Posts Tagged ‘ estudia y trabaja en canada ’

Canada-Immigrants In Business Enterprise Sector

In Wise5,  a recent study of immigrant entrepreneurs funded by Citizenship and Immigration Canada, researchers found that immigrants who succeeded in business often followed a similar pathway.  Immigrants did not start new businesses right after arrival.  Rather, they first adjusted to living in Canada and learned about Canadian business culture.  Like Maria Luisa, many  worked in their field of interest first, learning Canadian practices and preferences first-hand, and finding a mentor who advised and helped them.  Often they pursued some upgrading, including language courses and business seminars.

“Immigrants are pulling their weight in the economy, and are just as likely — and sometimes even more likely — than Canadian-born [residents] to be business owners,” says Beverly Rodrigez, a senior fellow with the Bevor Consulting Services. “You see that immigration has grown a lot, and so has immigrant business ownership.”
People have a hard time understanding how immigrants can come into the economy without displacing native…workers,” says Barbara Ujamaa,  graduate student of an  Entreprenuership Program, which co-released a version of the report highlighting Ontario local implications. “But they create their own niche…. These small businesses that crop up fulfill a need…and become job creators.”

Beverly in her dissertation  pointed out that in Ontario, immigrant business ownership is closely linked to immigrant labor, which have both increased dramatically over the last twenty years.

Immigrant labor is a good thing, because it attracts these small entrepreneurs to come and fill a niche in our economy,” Beverly added.

Across the country,  Barbara says, the diversity of these businesses is also impressive. In addition to bigger tech companies, there are a lot of “bread and butter businesses,”  she says. “Grocery stores, nail salons, gas stations…that I think are making a pretty big difference. In many places, that’s what defines a neighborhood.”

La Mexicana Tortilleria y Antojitos.http://tortillerialamexicana.ca/   is an example of  small business ownership by a  recent female and immigrant entreprenuer.

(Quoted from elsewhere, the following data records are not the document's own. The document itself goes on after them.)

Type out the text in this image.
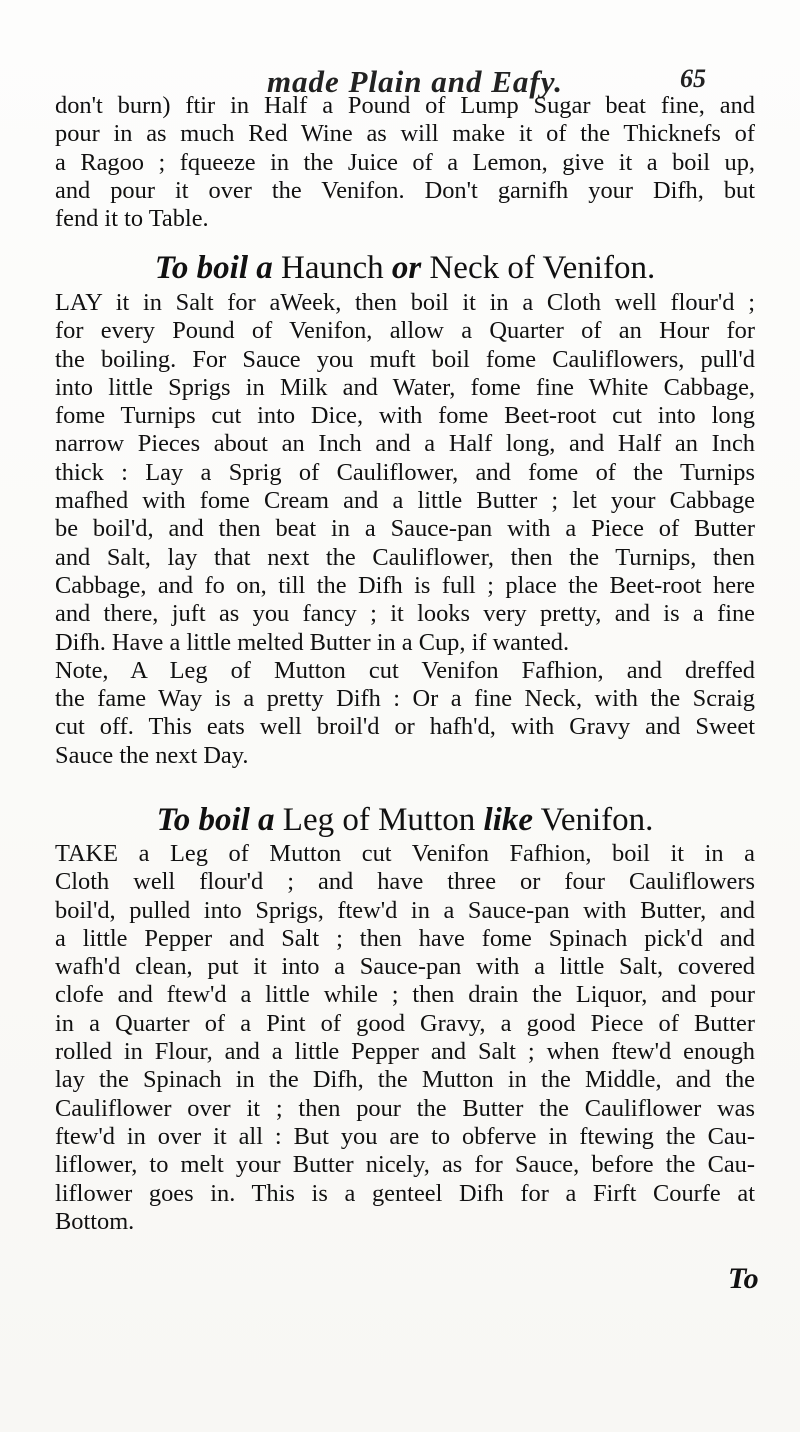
made Plain and Eafy.	65
don't burn) ftir in Half a Pound of Lump Sugar beat fine, and
pour in as much Red Wine as will make it of the Thicknefs of
a Ragoo ; fqueeze in the Juice of a Lemon, give it a boil up,
and pour it over the Venifon. Don't garnifh your Difh, but
fend it to Table.
To boil a Haunch or Neck of Venifon.
LAY it in Salt for aWeek, then boil it in a Cloth well flour'd ;
for every Pound of Venifon, allow a Quarter of an Hour for
the boiling. For Sauce you muft boil fome Cauliflowers, pull'd
into little Sprigs in Milk and Water, fome fine White Cabbage,
fome Turnips cut into Dice, with fome Beet-root cut into long
narrow Pieces about an Inch and a Half long, and Half an Inch
thick : Lay a Sprig of Cauliflower, and fome of the Turnips
mafhed with fome Cream and a little Butter ; let your Cabbage
be boil'd, and then beat in a Sauce-pan with a Piece of Butter
and Salt, lay that next the Cauliflower, then the Turnips, then
Cabbage, and fo on, till the Difh is full ; place the Beet-root here
and there, juft as you fancy ; it looks very pretty, and is a fine
Difh. Have a little melted Butter in a Cup, if wanted.
Note, A Leg of Mutton cut Venifon Fafhion, and dreffed
the fame Way is a pretty Difh : Or a fine Neck, with the Scraig
cut off. This eats well broil'd or hafh'd, with Gravy and Sweet
Sauce the next Day.
To boil a Leg of Mutton like Venifon.
TAKE a Leg of Mutton cut Venifon Fafhion, boil it in a
Cloth well flour'd ; and have three or four Cauliflowers
boil'd, pulled into Sprigs, ftew'd in a Sauce-pan with Butter, and
a little Pepper and Salt ; then have fome Spinach pick'd and
wafh'd clean, put it into a Sauce-pan with a little Salt, covered
clofe and ftew'd a little while ; then drain the Liquor, and pour
in a Quarter of a Pint of good Gravy, a good Piece of Butter
rolled in Flour, and a little Pepper and Salt ; when ftew'd enough
lay the Spinach in the Difh, the Mutton in the Middle, and the
Cauliflower over it ; then pour the Butter the Cauliflower was
ftew'd in over it all : But you are to obferve in ftewing the Cau-
liflower, to melt your Butter nicely, as for Sauce, before the Cau-
liflower goes in. This is a genteel Difh for a Firft Courfe at
Bottom.
To
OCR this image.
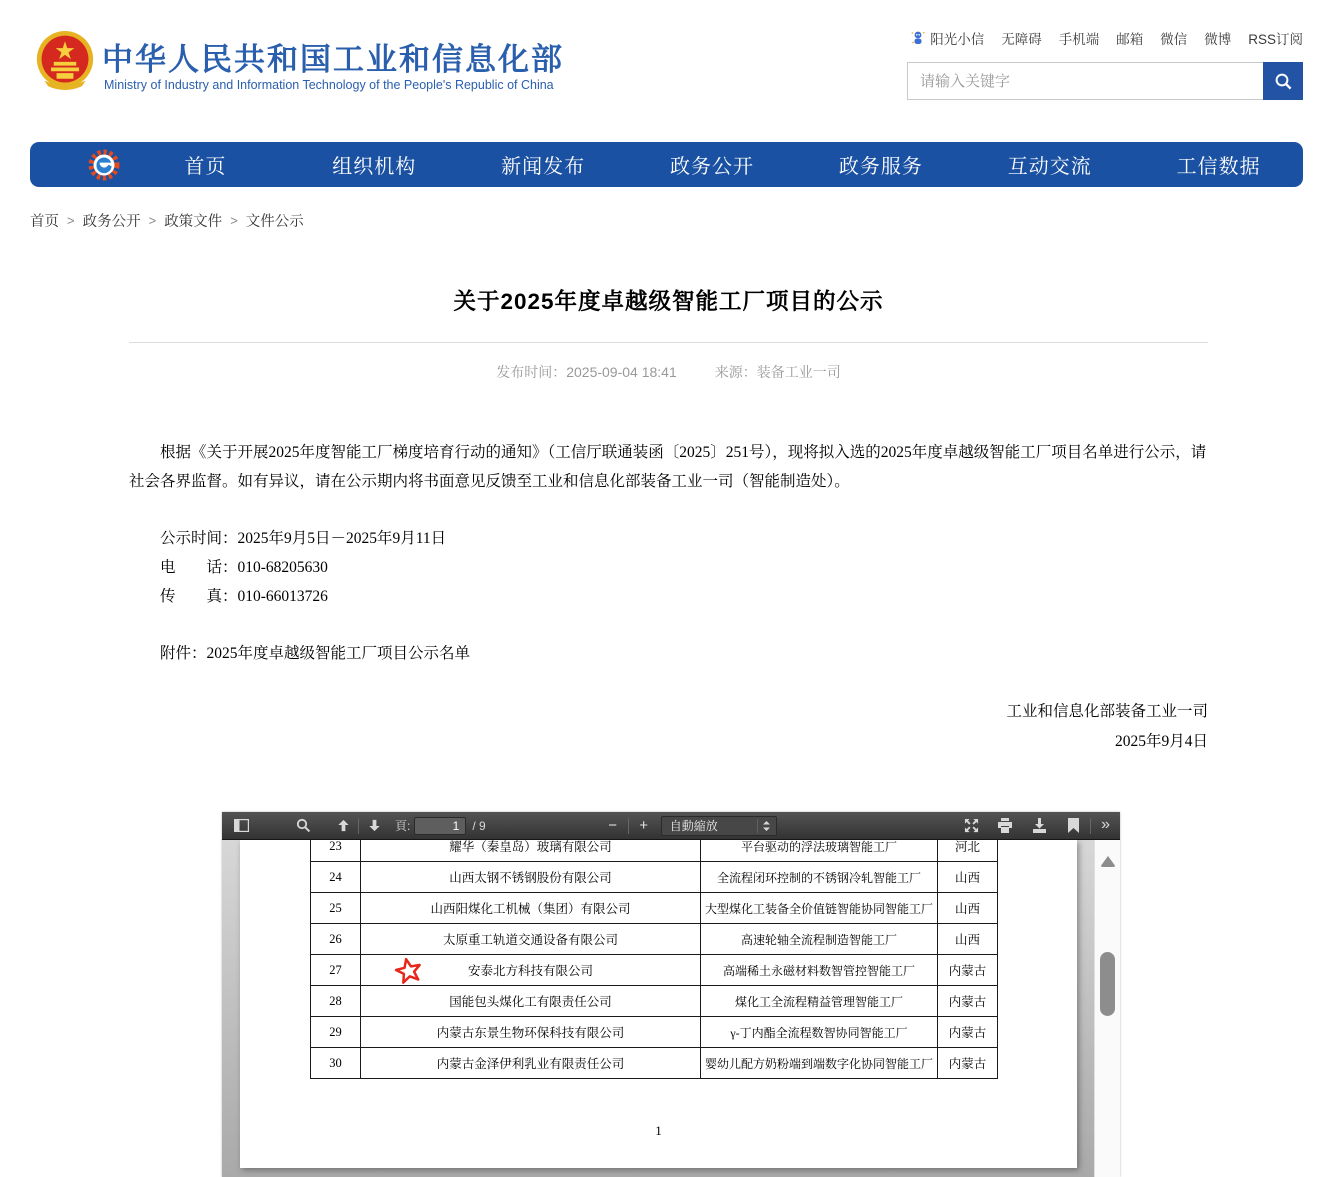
中华人民共和国工业和信息化部
Ministry of Industry and Information Technology of the People's Republic of China
阳光小信 无障碍 手机端 邮箱 微信 微博 RSS订阅
请输入关键字
首页	组织机构	新闻发布	政务公开	政务服务	互动交流	工信数据
首页 > 政务公开 > 政策文件 > 文件公示
关于2025年度卓越级智能工厂项目的公示
发布时间：2025-09-04 18:41	来源：装备工业一司

根据《关于开展2025年度智能工厂梯度培育行动的通知》（工信厅联通装函〔2025〕251号），现将拟入选的2025年度卓越级智能工厂项目名单进行公示，请社会各界监督。如有异议，请在公示期内将书面意见反馈至工业和信息化部装备工业一司（智能制造处）。

公示时间：2025年9月5日－2025年9月11日

电　　话：010-68205630

传　　真：010-66013726

附件：2025年度卓越级智能工厂项目公示名单

工业和信息化部装备工业一司
2025年9月4日
頁:
1	/ 9	−	+	自動縮放	»
23	耀华（秦皇岛）玻璃有限公司	平台驱动的浮法玻璃智能工厂	河北
24	山西太钢不锈钢股份有限公司	全流程闭环控制的不锈钢冷轧智能工厂	山西
25	山西阳煤化工机械（集团）有限公司	大型煤化工装备全价值链智能协同智能工厂	山西
26	太原重工轨道交通设备有限公司	高速轮轴全流程制造智能工厂	山西
27	安泰北方科技有限公司	高端稀土永磁材料数智管控智能工厂	内蒙古
28	国能包头煤化工有限责任公司	煤化工全流程精益管理智能工厂	内蒙古
29	内蒙古东景生物环保科技有限公司	γ-丁内酯全流程数智协同智能工厂	内蒙古
30	内蒙古金泽伊利乳业有限责任公司	婴幼儿配方奶粉端到端数字化协同智能工厂	内蒙古
1
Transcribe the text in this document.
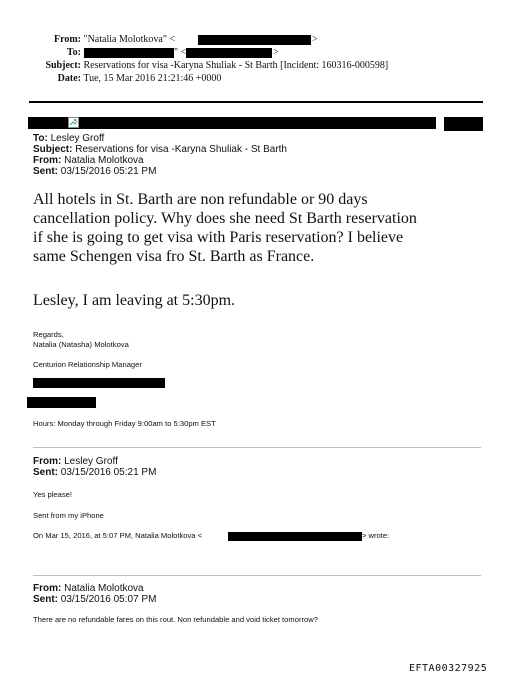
From: "Natalia Molotkova" <	>
To:	" <	>
Subject: Reservations for visa -Karyna Shuliak - St Barth [Incident: 160316-000598]
Date: Tue, 15 Mar 2016 21:21:46 +0000
To: Lesley Groff
Subject: Reservations for visa -Karyna Shuliak - St Barth
From: Natalia Molotkova
Sent: 03/15/2016 05:21 PM
All hotels in St. Barth are non refundable or 90 days
cancellation policy. Why does she need St Barth reservation
if she is going to get visa with Paris reservation? I believe
same Schengen visa fro St. Barth as France.
Lesley, I am leaving at 5:30pm.
Regards,
Natalia (Natasha) Molotkova
Centurion Relationship Manager
Hours: Monday through Friday 9:00am to 5:30pm EST
From: Lesley Groff
Sent: 03/15/2016 05:21 PM
Yes please!
Sent from my iPhone
On Mar 15, 2016, at 5:07 PM, Natalia Molotkova <	> wrote:
From: Natalia Molotkova
Sent: 03/15/2016 05:07 PM
There are no refundable fares on this rout. Non refundable and void ticket tomorrow?
EFTA00327925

If you are thinking of starting a business, take some time to inform yourself before making a decision.  Most Canadian cities have small business centres that can help you assess the advantages and disadvantages of different types of business, including regulations, licencing and certification.  They can also provide direction about writing a business plan, which is required for bank loans.  Some settlement organizations offer business services if not you can always count with our customized service here.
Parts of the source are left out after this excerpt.